In 2009, the club had its first summer hurling league with 2 teams playing 4 games on the football practice fields at James Madison Memorial High School in Madison. The club has had a summer league in each subsequent year, expanding to as many as five teams and moving games to the Wisconsin Rugby Sports Complex.

In the winter of 2011, the club held its first indoor hurling league at Hitters Sports Complex, an indoor baseball facility in Middleton, Wisconsin. After a hiatus in 2012 due to the lack of an available facility, the indoor hurling league returned in 2013 and has since been played in Middleton at the Keva Sports Center, under league sponsorship from the Club Tavern. Club Tavern Indoor Hurling league play begins each January, with the Moose Cup being awarded to the winner in early April, before the club begins its outdoor season.
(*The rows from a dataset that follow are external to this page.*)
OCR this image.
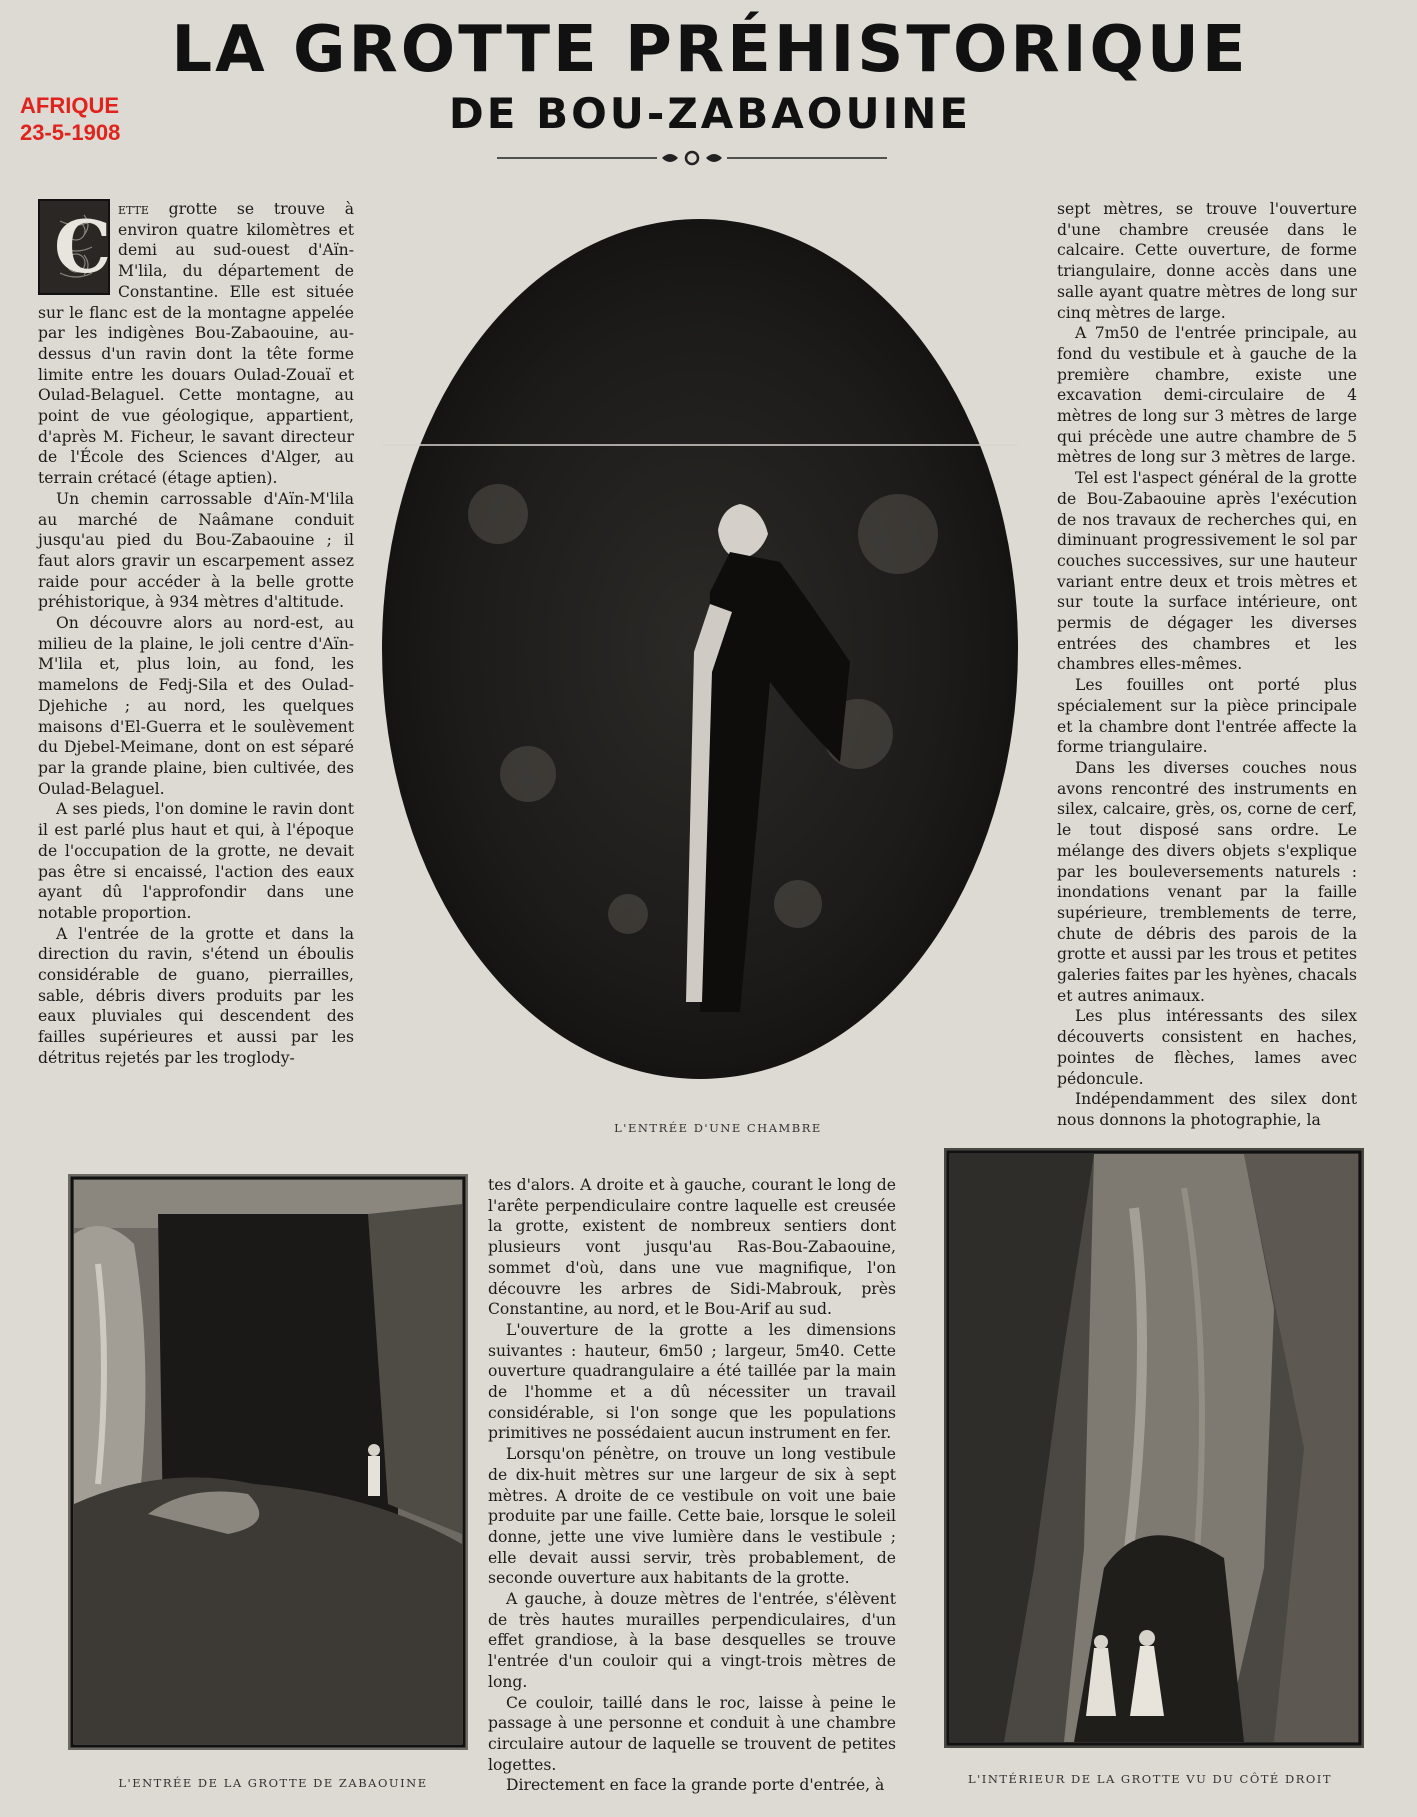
LA GROTTE PRÉHISTORIQUE
DE BOU-ZABAOUINE
AFRIQUE
23-5-1908

C ette grotte se trouve à environ quatre kilomètres et demi au sud-ouest d'Aïn-M'lila, du département de Constantine. Elle est située sur le flanc est de la montagne appelée par les indigènes Bou-Zabaouine, au-dessus d'un ravin dont la tête forme limite entre les douars Oulad-Zouaï et Oulad-Belaguel. Cette montagne, au point de vue géologique, appartient, d'après M. Ficheur, le savant directeur de l'École des Sciences d'Alger, au terrain crétacé (étage aptien).

Un chemin carrossable d'Aïn-M'lila au marché de Naâmane conduit jusqu'au pied du Bou-Zabaouine ; il faut alors gravir un escarpement assez raide pour accéder à la belle grotte préhistorique, à 934 mètres d'altitude.

On découvre alors au nord-est, au milieu de la plaine, le joli centre d'Aïn-M'lila et, plus loin, au fond, les mamelons de Fedj-Sila et des Oulad-Djehiche ; au nord, les quelques maisons d'El-Guerra et le soulèvement du Djebel-Meimane, dont on est séparé par la grande plaine, bien cultivée, des Oulad-Belaguel.

A ses pieds, l'on domine le ravin dont il est parlé plus haut et qui, à l'époque de l'occupation de la grotte, ne devait pas être si encaissé, l'action des eaux ayant dû l'approfondir dans une notable proportion.

A l'entrée de la grotte et dans la direction du ravin, s'étend un éboulis considérable de guano, pierrailles, sable, débris divers produits par les eaux pluviales qui descendent des failles supérieures et aussi par les détritus rejetés par les troglody-

sept mètres, se trouve l'ouverture d'une chambre creusée dans le calcaire. Cette ouverture, de forme triangulaire, donne accès dans une salle ayant quatre mètres de long sur cinq mètres de large.

A 7m50 de l'entrée principale, au fond du vestibule et à gauche de la première chambre, existe une excavation demi-circulaire de 4 mètres de long sur 3 mètres de large qui précède une autre chambre de 5 mètres de long sur 3 mètres de large.

Tel est l'aspect général de la grotte de Bou-Zabaouine après l'exécution de nos travaux de recherches qui, en diminuant progressivement le sol par couches successives, sur une hauteur variant entre deux et trois mètres et sur toute la surface intérieure, ont permis de dégager les diverses entrées des chambres et les chambres elles-mêmes.

Les fouilles ont porté plus spécialement sur la pièce principale et la chambre dont l'entrée affecte la forme triangulaire.

Dans les diverses couches nous avons rencontré des instruments en silex, calcaire, grès, os, corne de cerf, le tout disposé sans ordre. Le mélange des divers objets s'explique par les bouleversements naturels : inondations venant par la faille supérieure, tremblements de terre, chute de débris des parois de la grotte et aussi par les trous et petites galeries faites par les hyènes, chacals et autres animaux.

Les plus intéressants des silex découverts consistent en haches, pointes de flèches, lames avec pédoncule.

Indépendamment des silex dont nous donnons la photographie, la

L'ENTRÉE D'UNE CHAMBRE
L'ENTRÉE DE LA GROTTE DE ZABAOUINE

tes d'alors. A droite et à gauche, courant le long de l'arête perpendiculaire contre laquelle est creusée la grotte, existent de nombreux sentiers dont plusieurs vont jusqu'au Ras-Bou-Zabaouine, sommet d'où, dans une vue magnifique, l'on découvre les arbres de Sidi-Mabrouk, près Constantine, au nord, et le Bou-Arif au sud.

L'ouverture de la grotte a les dimensions suivantes : hauteur, 6m50 ; largeur, 5m40. Cette ouverture quadrangulaire a été taillée par la main de l'homme et a dû nécessiter un travail considérable, si l'on songe que les populations primitives ne possédaient aucun instrument en fer.

Lorsqu'on pénètre, on trouve un long vestibule de dix-huit mètres sur une largeur de six à sept mètres. A droite de ce vestibule on voit une baie produite par une faille. Cette baie, lorsque le soleil donne, jette une vive lumière dans le vestibule ; elle devait aussi servir, très probablement, de seconde ouverture aux habitants de la grotte.

A gauche, à douze mètres de l'entrée, s'élèvent de très hautes murailles perpendiculaires, d'un effet grandiose, à la base desquelles se trouve l'entrée d'un couloir qui a vingt-trois mètres de long.

Ce couloir, taillé dans le roc, laisse à peine le passage à une personne et conduit à une chambre circulaire autour de laquelle se trouvent de petites logettes.

Directement en face la grande porte d'entrée, à	L'INTÉRIEUR DE LA GROTTE VU DU CÔTÉ DROIT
To ensure safe and dry playing conditions, the club made its debut in April 2016 on the synthetic turf of Breese Stevens Field in Madison, completing a spring hurling and football league. In 2017, the club returned to Breese Stevens Field for its spring series, organizing a series of all-star matches and a triple-header and Gaelic sports expo which featured the hurling and men's and women's Gaelic football hosting visiting teams from the Milwaukee Hurling Club and Miltown Gaels.

== Championships ==

Source:

Chicago Michael Cusack Hurling Club Tournament (2012, 2013 - Jr. C division)

Fox River Hurling Club Winter Classic (2014-2016)

Twin Cities Robert Emmets Hurling Club Northstar Tournament (2014, 2023)

Indianapolis GAA Indy Invitational (hurling, Jr. C division 2015; Jr. B division 2017; Gaelic football, men's division 2016 and 2017)

United States Gaelic Athletic Association (USGAA, formerly NAC): (2023 Jr. Reserve National Champions, 2022 Jr. A National Champions, 2022 Jr. Reserves National Champions, 2019 Jr. A National Champions, 2019 Jr. D National Champions, 2015 Jr. C National Champions, 2017 Jr. C runner-up; 2014 Jr. C runner-up; )

Midwest Hurling Tournament (2014-2015, 2016 - Jr. C division, 2017 - Jr. B division, 2018 - Jr. A Division, 2019 - Jr. C Division)

== Governance ==
The club is governed by a board of directors and officers elected each fall by its general membership. Each team is managed by a code director appointed by the board of directors.

Both Kenney brothers, along with Jones, Lane and Bares have served one-year terms as the club's president.